Day 14 → A non-fictional book
I don't often read nonfiction books. I love biographies,
but I haven't read one in a while this is a lie, the book I am showing you today is kind of a biography. Anyway, usually the nonfiction books I'm reading are for class, and while I'm sure you guys would be fascinated in life in Medieval Italy and Russia, I'll spare you and instead show you this gem.
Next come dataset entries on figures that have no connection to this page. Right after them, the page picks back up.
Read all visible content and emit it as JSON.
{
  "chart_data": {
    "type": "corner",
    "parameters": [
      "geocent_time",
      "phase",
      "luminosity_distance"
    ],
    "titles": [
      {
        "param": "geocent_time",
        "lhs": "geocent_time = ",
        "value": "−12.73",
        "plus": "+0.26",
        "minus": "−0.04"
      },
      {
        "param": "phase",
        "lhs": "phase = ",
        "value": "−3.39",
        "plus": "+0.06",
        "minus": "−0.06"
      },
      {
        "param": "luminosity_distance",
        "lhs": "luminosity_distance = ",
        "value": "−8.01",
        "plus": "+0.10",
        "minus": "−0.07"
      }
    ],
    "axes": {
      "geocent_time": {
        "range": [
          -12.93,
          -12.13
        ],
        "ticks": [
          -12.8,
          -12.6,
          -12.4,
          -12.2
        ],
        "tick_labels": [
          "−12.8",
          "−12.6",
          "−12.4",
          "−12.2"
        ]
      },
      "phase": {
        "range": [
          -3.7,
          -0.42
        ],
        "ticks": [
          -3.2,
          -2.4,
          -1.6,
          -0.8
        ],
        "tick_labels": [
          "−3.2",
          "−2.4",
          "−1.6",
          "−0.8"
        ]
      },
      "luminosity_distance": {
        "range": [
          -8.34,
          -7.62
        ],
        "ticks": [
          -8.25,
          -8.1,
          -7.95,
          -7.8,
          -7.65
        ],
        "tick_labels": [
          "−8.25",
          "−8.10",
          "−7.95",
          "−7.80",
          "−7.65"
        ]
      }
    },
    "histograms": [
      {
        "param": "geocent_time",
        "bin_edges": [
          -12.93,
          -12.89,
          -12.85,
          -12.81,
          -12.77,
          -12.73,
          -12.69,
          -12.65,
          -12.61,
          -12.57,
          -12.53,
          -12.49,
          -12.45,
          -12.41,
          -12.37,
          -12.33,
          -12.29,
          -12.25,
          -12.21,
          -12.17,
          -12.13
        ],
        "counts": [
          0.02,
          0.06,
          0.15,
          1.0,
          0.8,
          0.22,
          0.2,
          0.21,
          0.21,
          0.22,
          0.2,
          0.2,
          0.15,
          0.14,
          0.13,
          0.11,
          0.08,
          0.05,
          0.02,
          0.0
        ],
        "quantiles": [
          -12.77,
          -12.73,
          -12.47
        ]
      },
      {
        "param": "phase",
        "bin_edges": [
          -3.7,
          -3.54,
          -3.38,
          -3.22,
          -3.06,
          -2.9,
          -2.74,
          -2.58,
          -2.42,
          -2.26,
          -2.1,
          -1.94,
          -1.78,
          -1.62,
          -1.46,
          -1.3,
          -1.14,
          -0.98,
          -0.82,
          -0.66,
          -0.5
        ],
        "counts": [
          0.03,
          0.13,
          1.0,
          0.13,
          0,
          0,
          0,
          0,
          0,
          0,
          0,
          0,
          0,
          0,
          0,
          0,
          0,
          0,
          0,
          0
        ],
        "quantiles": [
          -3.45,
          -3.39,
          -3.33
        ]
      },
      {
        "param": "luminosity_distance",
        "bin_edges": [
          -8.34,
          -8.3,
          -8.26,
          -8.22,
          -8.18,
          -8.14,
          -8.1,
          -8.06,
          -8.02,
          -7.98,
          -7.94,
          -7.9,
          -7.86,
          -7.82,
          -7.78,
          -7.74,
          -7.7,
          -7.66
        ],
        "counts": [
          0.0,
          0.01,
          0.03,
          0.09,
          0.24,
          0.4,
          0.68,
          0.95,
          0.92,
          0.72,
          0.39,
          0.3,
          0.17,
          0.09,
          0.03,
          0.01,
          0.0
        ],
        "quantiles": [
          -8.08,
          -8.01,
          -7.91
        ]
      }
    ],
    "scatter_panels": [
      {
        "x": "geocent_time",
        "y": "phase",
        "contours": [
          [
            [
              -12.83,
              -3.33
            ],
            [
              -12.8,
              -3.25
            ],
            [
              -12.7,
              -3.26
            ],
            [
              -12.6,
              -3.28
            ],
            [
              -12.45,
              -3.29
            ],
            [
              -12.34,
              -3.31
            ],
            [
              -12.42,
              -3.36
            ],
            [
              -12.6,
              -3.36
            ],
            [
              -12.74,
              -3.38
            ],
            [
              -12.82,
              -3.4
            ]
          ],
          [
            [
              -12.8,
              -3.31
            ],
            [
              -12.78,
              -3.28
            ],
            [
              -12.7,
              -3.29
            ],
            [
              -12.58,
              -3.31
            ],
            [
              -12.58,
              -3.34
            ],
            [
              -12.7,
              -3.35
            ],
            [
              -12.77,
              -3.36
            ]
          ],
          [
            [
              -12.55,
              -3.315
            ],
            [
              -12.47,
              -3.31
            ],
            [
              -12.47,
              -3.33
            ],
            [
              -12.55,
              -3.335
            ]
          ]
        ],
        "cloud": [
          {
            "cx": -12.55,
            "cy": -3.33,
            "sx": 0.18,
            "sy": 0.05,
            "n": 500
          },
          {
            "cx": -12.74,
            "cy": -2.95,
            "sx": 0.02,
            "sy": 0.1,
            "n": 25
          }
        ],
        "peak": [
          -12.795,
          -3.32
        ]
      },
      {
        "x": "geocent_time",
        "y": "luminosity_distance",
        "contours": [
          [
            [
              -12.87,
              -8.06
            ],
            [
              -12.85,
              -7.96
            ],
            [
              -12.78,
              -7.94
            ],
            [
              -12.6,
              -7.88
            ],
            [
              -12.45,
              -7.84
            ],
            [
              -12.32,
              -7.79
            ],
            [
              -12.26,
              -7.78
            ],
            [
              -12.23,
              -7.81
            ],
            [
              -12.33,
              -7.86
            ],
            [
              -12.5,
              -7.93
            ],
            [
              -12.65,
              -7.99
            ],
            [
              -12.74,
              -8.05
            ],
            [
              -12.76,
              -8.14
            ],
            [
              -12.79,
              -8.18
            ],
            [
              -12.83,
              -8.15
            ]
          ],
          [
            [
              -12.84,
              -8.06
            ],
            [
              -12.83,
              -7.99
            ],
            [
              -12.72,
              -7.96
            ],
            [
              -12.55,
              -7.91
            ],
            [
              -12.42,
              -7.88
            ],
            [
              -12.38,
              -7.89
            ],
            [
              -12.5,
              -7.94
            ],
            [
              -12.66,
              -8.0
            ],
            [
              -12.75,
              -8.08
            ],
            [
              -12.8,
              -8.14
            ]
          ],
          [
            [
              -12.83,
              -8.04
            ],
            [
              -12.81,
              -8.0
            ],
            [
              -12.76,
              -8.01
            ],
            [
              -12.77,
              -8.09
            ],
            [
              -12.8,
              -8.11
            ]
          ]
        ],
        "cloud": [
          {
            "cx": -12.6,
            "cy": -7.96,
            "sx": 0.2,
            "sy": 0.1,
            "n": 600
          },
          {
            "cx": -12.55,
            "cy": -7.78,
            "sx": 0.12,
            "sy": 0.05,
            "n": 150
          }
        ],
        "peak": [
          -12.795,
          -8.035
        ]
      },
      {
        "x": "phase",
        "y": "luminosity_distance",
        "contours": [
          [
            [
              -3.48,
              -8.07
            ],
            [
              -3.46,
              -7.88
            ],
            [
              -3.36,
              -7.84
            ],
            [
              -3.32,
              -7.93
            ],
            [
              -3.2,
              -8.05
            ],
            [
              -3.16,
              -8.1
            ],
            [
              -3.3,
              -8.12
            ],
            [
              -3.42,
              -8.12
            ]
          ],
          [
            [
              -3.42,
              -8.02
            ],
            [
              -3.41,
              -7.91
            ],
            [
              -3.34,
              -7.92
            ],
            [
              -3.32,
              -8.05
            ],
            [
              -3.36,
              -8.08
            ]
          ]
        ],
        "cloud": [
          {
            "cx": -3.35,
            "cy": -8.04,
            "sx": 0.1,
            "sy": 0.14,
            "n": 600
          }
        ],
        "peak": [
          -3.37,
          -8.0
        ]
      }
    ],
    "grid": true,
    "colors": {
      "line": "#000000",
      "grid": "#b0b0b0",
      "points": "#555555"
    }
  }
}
It is no secret at all that I love Hollywood, especially the Golden age. This book is pretty much exclusively about that, ONLY WITH SOME KENNEDYS AND BRITISH ROYALTY TOSSED IN. Dominick Dunne like, Forrest Gumped his way through life and wound up meeting everyone worth knowing in the 50s and 60s. This book is really like a giant scrapbook- big font, lots and lots of pictures, fun anecdotes scattered about- but enough text that I really got a feel for their opulent, almost unbelievable lives then. (And then I flipping started reading Dominick Dunne's book
Fatal Charms, which is a collection of essays he wrote for Vanity Fair. The first one is "Justice," which is about his daughter's murder trial, and I literally had to stop reading it because I was about to start crying in the library at school- and when I say "about to" I don't mean that in an exaggerated way, I mean, my eyes were full of tears and I had a lump in my throat. He is an amazing author, and the trial was a horrendous miscarriage of justice.)
Anyway, even if you just like old pictures of Natalie Wood reapplying her lipstick in a knife's blade at the dinner table, or reading anecdotes about Warren Beatty playing piano at Sunday brunch, or hearing how Dominick Dunne's little girl curtsied when she was four and met The Beatles, I suggest picking it up.